Not long ago, I received an email announcement from the Pacific Science Center about a special exhibition called Polar Science Day. The highlight of the event was an IMAX presentation of Arctic: Our Frozen Planet, a stunning film about how climate change is radically transforming the far north. Introducing the film and providing a question and answer period afterwards was Dr. Eric Regehr, an ecologist with the University of Washington Polar Science Center. He also appears in the film as part of a team of American and Russian scientists studying polar bears on a remote island off the coast of Siberia. He is an example of a proxy that perennial nomads can look to when they are unable to personally travel to particularly restricted places. Another example of a proxy would be an Apollo astronaut who landed on the moon, or NASA scientists who lived on the International Space Station, or oceanographers who descended in tiny reinforced vehicles to the depths of the sea. They go places we can't go and report to us what it is like there, and then we can enjoy their adventures vicariously and benefit from what they learned.
In the film, the impact of global warming was presented in map displays, in explanations of how the melting of sea ice impacted the animal populations, and in scenes of indigenous people attempting to cross ice fields that in the past were solid but now are broken up into unstable slush. It reinforces the realization that global warming and climate change are not beliefs or dogmas that you can choose to accept or not accept; they are realities, and they are happening whether you choose to cover your eyes or not. This caused me to reflect upon the importance of sustainability for the perennial nomad. Whether you travel with a backpack, in a car, in a camper, or in a boat, it is imperative that you do whatever you can to protect our home planet.
As for the Arctic, most of us will probably never see it up close; nevertheless, the choices we make and how we behave in the planet's warmer portions directly impact the Arctic, and in turn, the changes the Arctic undergoes directly impact us.

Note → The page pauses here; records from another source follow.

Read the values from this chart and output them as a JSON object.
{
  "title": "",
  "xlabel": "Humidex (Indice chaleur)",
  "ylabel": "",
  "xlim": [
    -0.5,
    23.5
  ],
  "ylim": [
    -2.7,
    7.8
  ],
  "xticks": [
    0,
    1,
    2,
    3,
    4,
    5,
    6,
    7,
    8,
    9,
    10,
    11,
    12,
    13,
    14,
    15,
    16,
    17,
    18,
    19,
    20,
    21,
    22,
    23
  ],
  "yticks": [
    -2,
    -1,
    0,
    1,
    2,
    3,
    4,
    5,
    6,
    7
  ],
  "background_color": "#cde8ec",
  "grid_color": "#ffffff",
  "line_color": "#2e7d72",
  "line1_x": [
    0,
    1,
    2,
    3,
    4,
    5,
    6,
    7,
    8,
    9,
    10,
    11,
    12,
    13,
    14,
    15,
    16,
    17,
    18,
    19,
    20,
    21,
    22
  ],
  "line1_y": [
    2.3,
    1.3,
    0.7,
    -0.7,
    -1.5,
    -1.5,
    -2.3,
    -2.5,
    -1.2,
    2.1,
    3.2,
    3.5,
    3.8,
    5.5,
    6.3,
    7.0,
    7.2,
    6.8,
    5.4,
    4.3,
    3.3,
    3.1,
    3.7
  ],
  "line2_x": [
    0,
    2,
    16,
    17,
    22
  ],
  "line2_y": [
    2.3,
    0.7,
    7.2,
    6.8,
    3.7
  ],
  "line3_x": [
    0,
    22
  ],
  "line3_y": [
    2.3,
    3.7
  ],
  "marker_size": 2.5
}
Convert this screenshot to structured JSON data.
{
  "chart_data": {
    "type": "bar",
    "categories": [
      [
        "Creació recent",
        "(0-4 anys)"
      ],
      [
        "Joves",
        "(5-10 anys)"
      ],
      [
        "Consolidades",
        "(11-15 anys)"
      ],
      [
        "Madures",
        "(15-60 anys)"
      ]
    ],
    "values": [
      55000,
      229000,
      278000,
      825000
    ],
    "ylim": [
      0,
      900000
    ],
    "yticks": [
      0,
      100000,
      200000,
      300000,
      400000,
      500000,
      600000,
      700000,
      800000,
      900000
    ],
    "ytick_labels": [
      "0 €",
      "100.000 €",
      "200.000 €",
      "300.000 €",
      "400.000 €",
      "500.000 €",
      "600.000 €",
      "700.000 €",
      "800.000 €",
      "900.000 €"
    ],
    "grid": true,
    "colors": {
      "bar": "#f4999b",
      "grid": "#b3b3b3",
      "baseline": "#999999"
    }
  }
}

We work in symbiosis with our environment whether we realize it or not.
Before the film, I wandered past exhibits where teams of scientists demonstrated various facets of Arctic realities. At one, for instance, they had an ice core from a Greenland glacier in a cooler. As soon as I paused, a scientist eagerly pulled the core out and explained what some of its details meant. It was early and as yet this wing of the building was sparsely populated; I hoped, though, that as the day progressed, swarms of curious preteens and teens would find their ways here to benefit from the available expertise.
Perennial nomads who find it difficult to travel far, remember this: often experts in demonstrations or exhibitions can bring the world to you.